Direct Regeneration of High‐Nickel Cathodes: Overcoming Rock‐Salt Barrier via Li 2 MoO 4 ‐Induced Surface Reconstruction
Hanyu Zhou, Jiexiang Li, Jinhao Tang, Zihao Zeng, Zeyu Dong, Peng Ge, Yue YangABSTRACT
Owing to its economic and environmental benefits, direct regeneration has been regarded as a promising approach. However, for degraded high‐nickel layered cathodes during cycling, the rock‐salt phase could be formed on the surface, serving as Li‐ions diffusion barrier, which would inhibit the in‐depth relithiation and structural recovery.

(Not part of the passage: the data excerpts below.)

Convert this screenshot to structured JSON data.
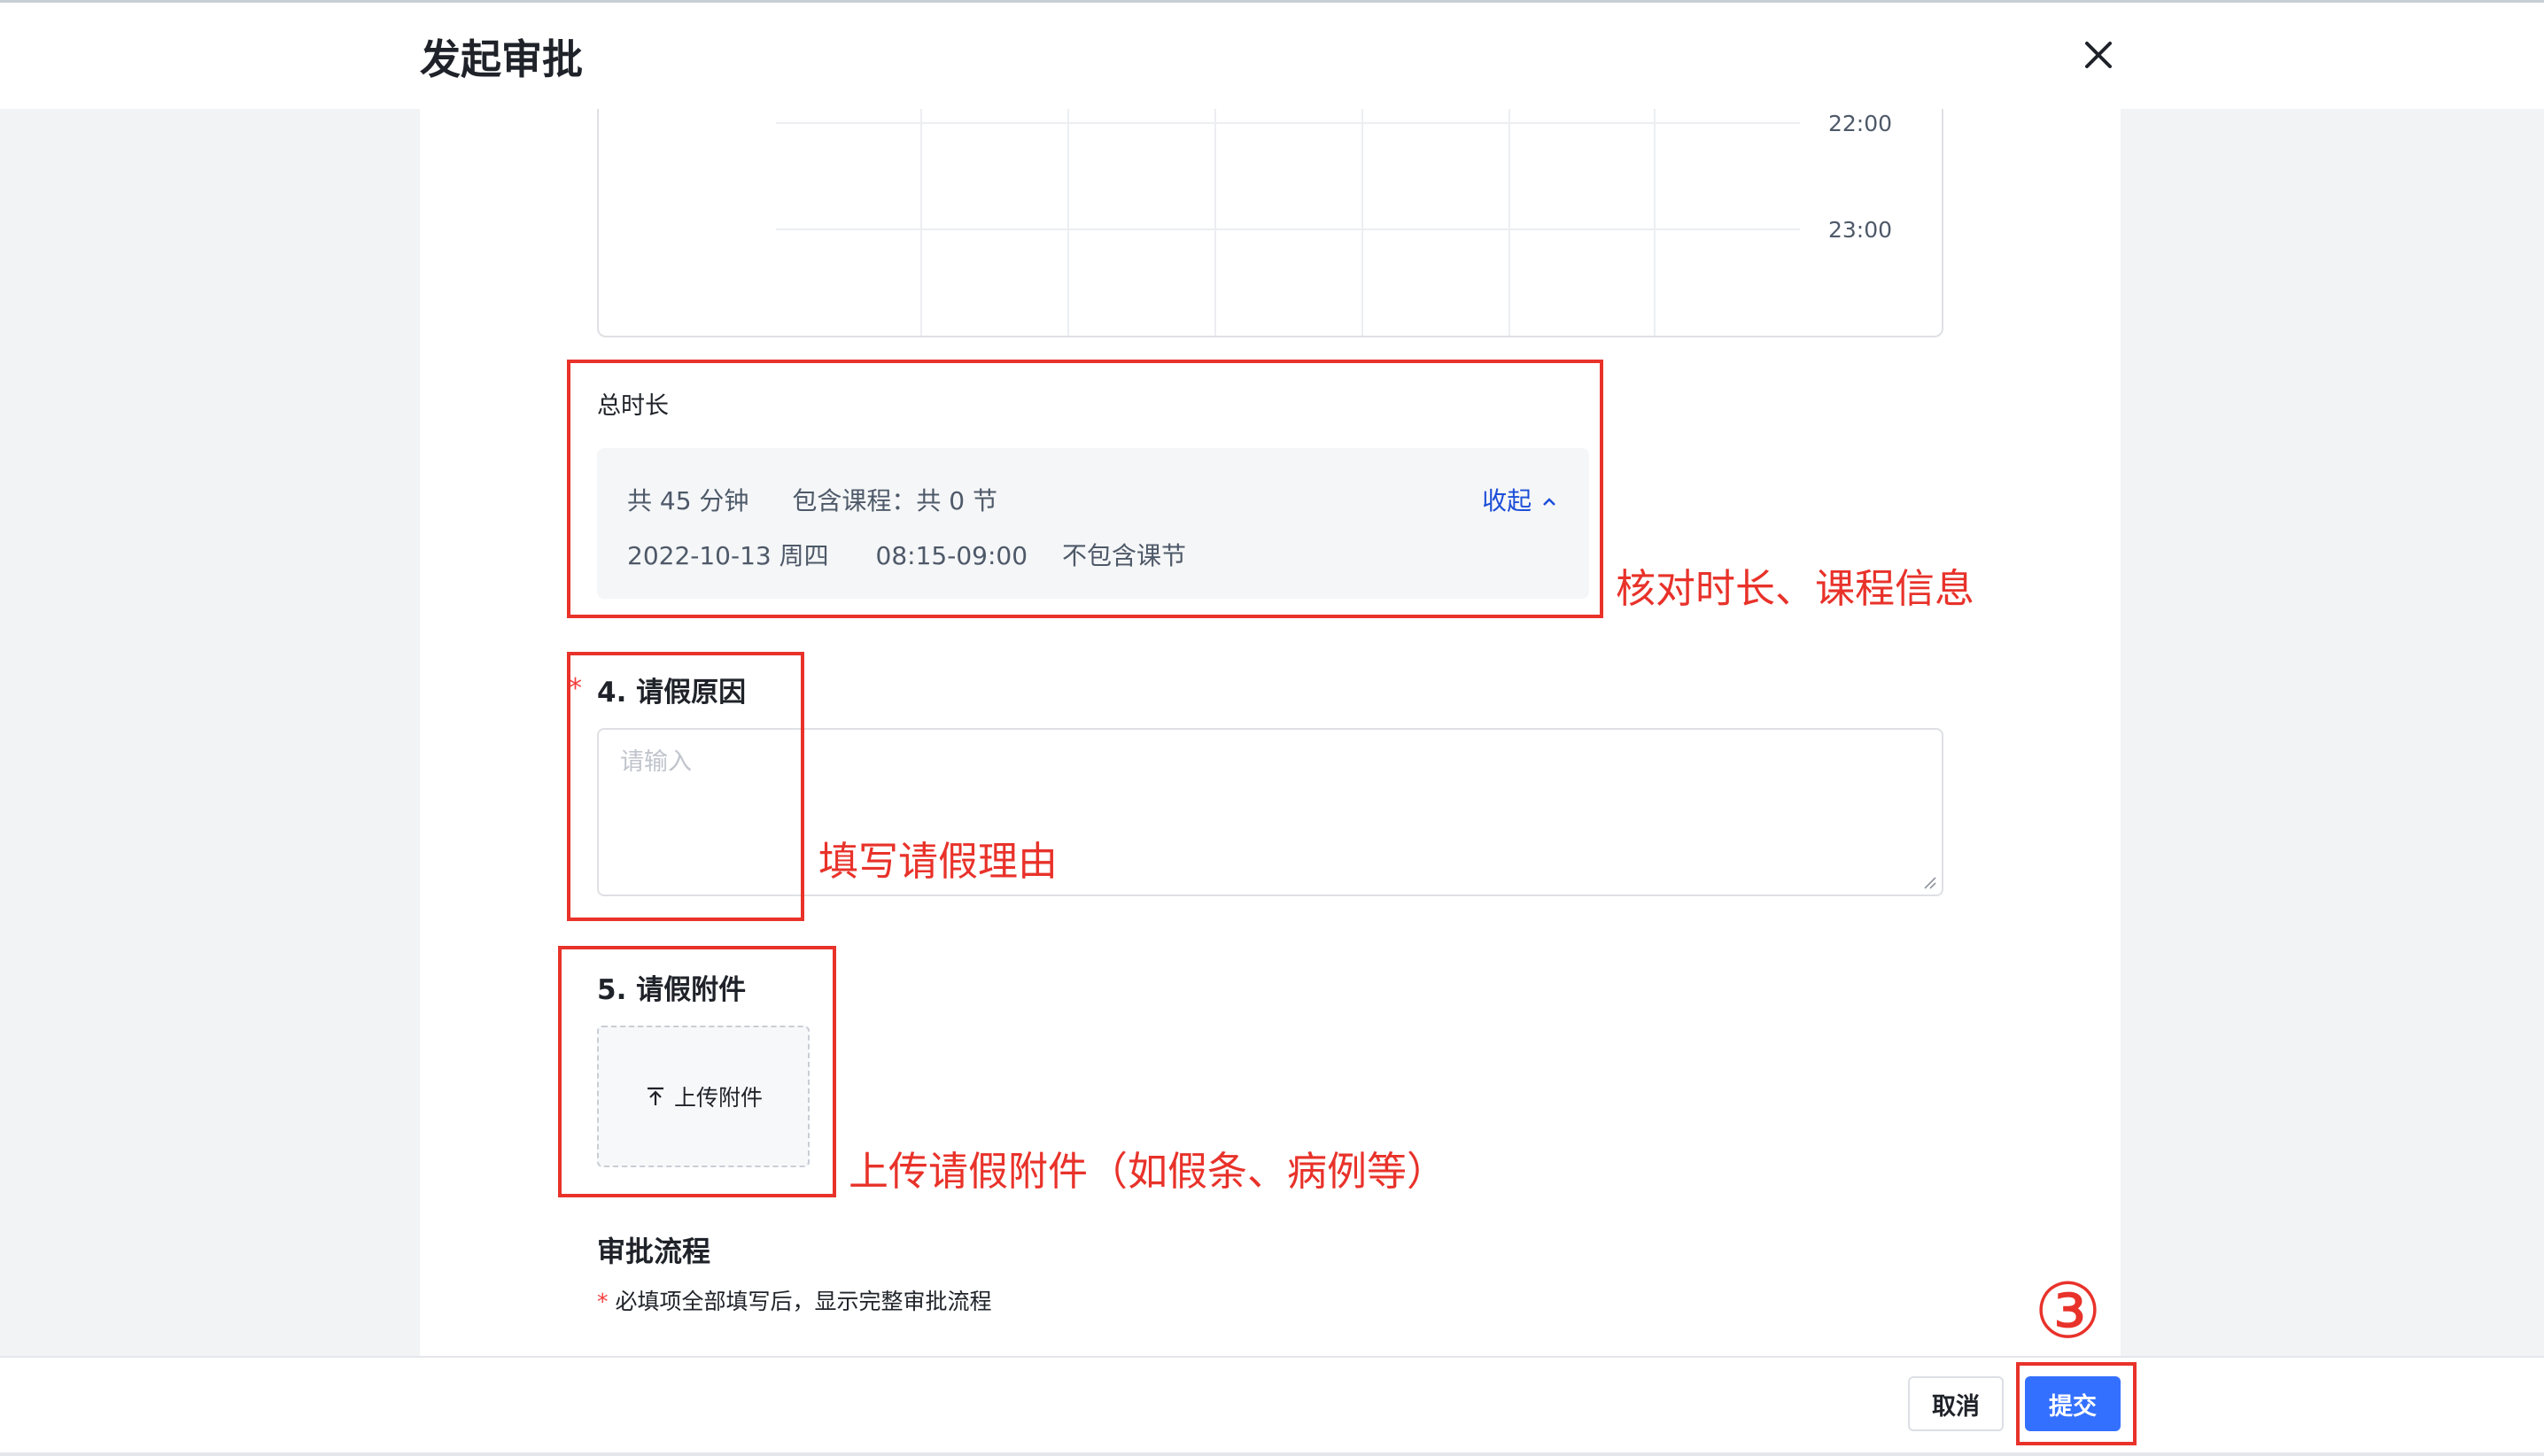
{
  "dialog": {
    "title": "发起审批"
  },
  "calendar": {
    "times": [
      "22:00",
      "23:00"
    ]
  },
  "duration": {
    "label": "总时长",
    "total": "共 45 分钟",
    "courses": "包含课程：共 0 节",
    "collapse": "收起",
    "date": "2022-10-13 周四",
    "range": "08:15-09:00",
    "course_note": "不包含课节"
  },
  "reason": {
    "title": "4. 请假原因",
    "required_mark": "*",
    "placeholder": "请输入"
  },
  "attachment": {
    "title": "5. 请假附件",
    "upload_label": "上传附件"
  },
  "flow": {
    "title": "审批流程",
    "note_star": "*",
    "note": "必填项全部填写后，显示完整审批流程"
  },
  "footer": {
    "cancel": "取消",
    "submit": "提交"
  },
  "annotations": {
    "duration": "核对时长、课程信息",
    "reason": "填写请假理由",
    "attachment": "上传请假附件（如假条、病例等）",
    "step": "③"
  },
  "colors": {
    "accent": "#3370ff",
    "annotation": "#e8322a",
    "link": "#1d4ed8"
  }
}
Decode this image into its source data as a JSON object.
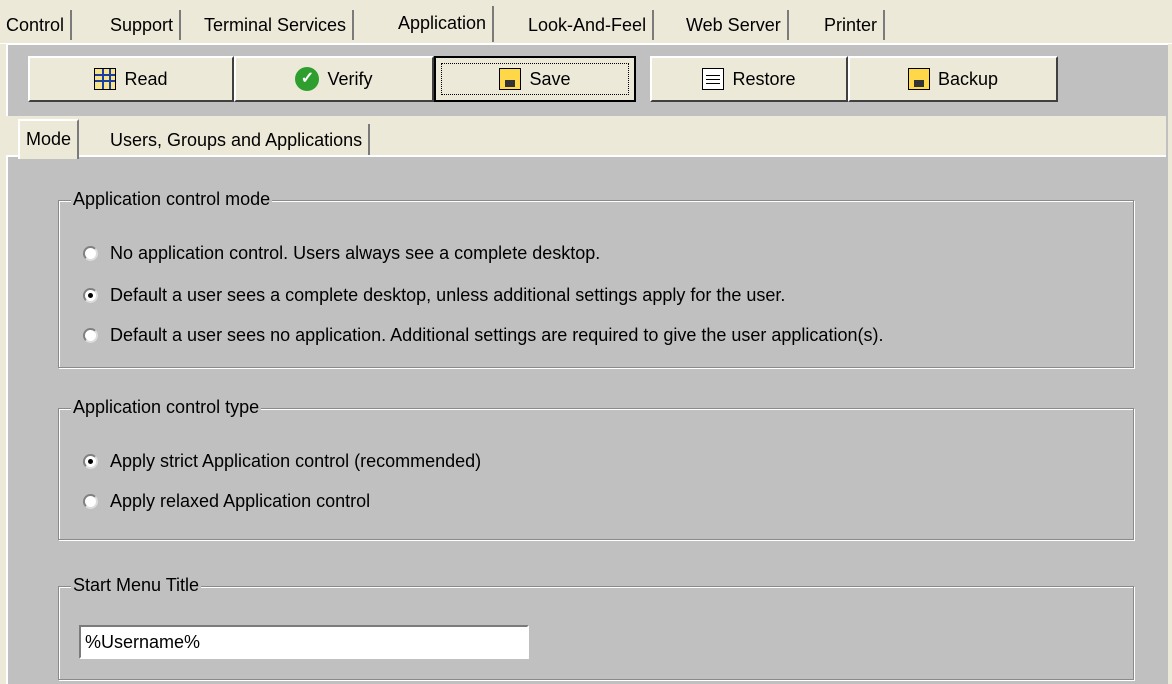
{
  "top_tabs": [
    "Control",
    "Support",
    "Terminal Services",
    "Application",
    "Look-And-Feel",
    "Web Server",
    "Printer"
  ],
  "active_top_tab": "Application",
  "toolbar": {
    "read_label": "Read",
    "verify_label": "Verify",
    "save_label": "Save",
    "restore_label": "Restore",
    "backup_label": "Backup"
  },
  "sub_tabs": [
    "Mode",
    "Users, Groups and Applications"
  ],
  "active_sub_tab": "Mode",
  "control_mode": {
    "legend": "Application control mode",
    "options": [
      {
        "label": "No application control. Users always see a complete desktop.",
        "checked": false
      },
      {
        "label": "Default a user sees a complete desktop, unless additional settings apply for the user.",
        "checked": true
      },
      {
        "label": "Default a user sees no application. Additional settings are required to give the user application(s).",
        "checked": false
      }
    ]
  },
  "control_type": {
    "legend": "Application control type",
    "options": [
      {
        "label": "Apply strict Application control (recommended)",
        "checked": true
      },
      {
        "label": "Apply relaxed Application control",
        "checked": false
      }
    ]
  },
  "start_menu": {
    "legend": "Start Menu Title",
    "value": "%Username%"
  },
  "icons": {
    "read": "grid-doc-icon",
    "verify": "checkmark-icon",
    "save": "disk-icon",
    "restore": "document-icon",
    "backup": "disk-icon"
  }
}
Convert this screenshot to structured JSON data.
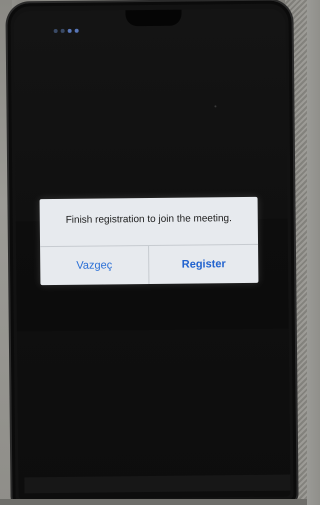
{
  "dialog": {
    "message": "Finish registration to join the meeting.",
    "cancel_label": "Vazgeç",
    "register_label": "Register"
  },
  "colors": {
    "accent": "#2a6fd6",
    "dialog_bg": "#e7eaee"
  }
}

Herein, the Li 2 MoO 4 ‐induced surface reconstruction strategy is proposed to successfully regenerate spent NCM. Significantly, the surface properties are further reconstructed, along with the doping of Mo‐atoms into the lattice framework with improved stability. Assisted by ex/in situ exploring, it could be confirmed that Li 2 MoO 4 could promote charge redistribution and strengthen TM─O─Mo coupling, which contributes to the lowering of Li + migration barrier and the recovery of layered phase. As a result, the as‐regenerated NCM delivers a high discharge capacity of 179.1 mAh g − 1 at 1.0 C and retains 87.71% capacity after 200 cycles, better than that of traditional solid‐state regenerated NCM (58.11%). Moreover, the reconstructed surface is beneficial for suppressing structural strain and interfacial side reactions, leading to improved kinetic behavior and stability. This work is expected to shed light on the transformation behaviors for overcoming surface structural barriers, meanwhile offering significant strategies for direct regeneration of high‐nickel cathodes.